L’agence de notation Fitch Ratings s’attend à ce que le déficit budgétaire de la Tunisie se réduise à 5,8 % du PIB en 2023.  L’excédent budgétaire ne doit cependant pas être considéré comme stable car selon Fitch, car « certains coûts en rapport avec les subventions et certains transferts qui ont eu lieu durant le premier semestre 2023 n’ont pas encore été pris en compte dans les calculs budgétaires et sont peu susceptibles d’être durables ».

Pour précision, l’excédent budgétaire de 58,8 millions TND (environ 0,4% du PIB) résulte des dépenses inférieures aux prévisions relatives à certains intrants servant à l’industrie, à la non-importation de nombre de biens d’équipements, de médicaments et la réduction de l’importation des céréales.
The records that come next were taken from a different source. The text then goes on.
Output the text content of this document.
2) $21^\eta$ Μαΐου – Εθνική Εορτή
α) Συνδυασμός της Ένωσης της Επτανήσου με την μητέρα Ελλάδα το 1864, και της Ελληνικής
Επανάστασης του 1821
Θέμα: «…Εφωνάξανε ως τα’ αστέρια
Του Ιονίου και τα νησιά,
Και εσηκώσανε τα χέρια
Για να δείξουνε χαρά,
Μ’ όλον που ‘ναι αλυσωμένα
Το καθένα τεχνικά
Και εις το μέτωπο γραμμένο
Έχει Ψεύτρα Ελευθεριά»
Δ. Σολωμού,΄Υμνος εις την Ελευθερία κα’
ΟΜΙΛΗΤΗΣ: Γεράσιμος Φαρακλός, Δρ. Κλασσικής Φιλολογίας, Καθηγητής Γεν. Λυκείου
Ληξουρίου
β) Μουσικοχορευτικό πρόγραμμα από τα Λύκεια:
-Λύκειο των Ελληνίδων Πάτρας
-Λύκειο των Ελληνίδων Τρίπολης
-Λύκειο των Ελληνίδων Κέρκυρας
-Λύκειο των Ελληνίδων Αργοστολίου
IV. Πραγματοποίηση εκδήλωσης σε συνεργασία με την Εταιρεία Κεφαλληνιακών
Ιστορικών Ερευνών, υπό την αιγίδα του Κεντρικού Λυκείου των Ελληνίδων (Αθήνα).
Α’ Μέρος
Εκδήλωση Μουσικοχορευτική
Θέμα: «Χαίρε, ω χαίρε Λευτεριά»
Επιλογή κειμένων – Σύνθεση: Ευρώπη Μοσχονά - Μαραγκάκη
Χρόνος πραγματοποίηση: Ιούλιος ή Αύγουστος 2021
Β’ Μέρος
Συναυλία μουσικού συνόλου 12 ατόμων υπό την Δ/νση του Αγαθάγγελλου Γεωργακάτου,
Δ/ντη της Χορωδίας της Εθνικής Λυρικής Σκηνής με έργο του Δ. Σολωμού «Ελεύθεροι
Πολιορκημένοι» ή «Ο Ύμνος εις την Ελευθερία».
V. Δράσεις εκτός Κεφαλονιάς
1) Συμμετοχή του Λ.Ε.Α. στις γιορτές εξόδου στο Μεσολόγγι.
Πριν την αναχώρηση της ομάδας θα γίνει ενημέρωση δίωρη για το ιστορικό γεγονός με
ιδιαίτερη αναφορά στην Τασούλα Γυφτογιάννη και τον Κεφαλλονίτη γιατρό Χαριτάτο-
Les coûts des subventions énergétiques et alimentaires, estime Fitch, chuteront à environ 6 % du PIB en 2023, contre 8 % l’année dernière, soutenus par la baisse des prix internationaux et les ajustements des prix nationaux du carburant et de l’électricité en 2022. Néanmoins, le système de subventions n’a pas été réformé davantage et il n’y a eu aucun ajustement des prix des carburants depuis novembre 2022, ce qui rend improbable une baisse plus importante. Les importations de produits énergétiques et agricoles en 2023 étaient globalement similaires à celles du 2022, en monnaie locale, ce qui suggère que les importations de produits subventionnés n’ont pas fortement chuté.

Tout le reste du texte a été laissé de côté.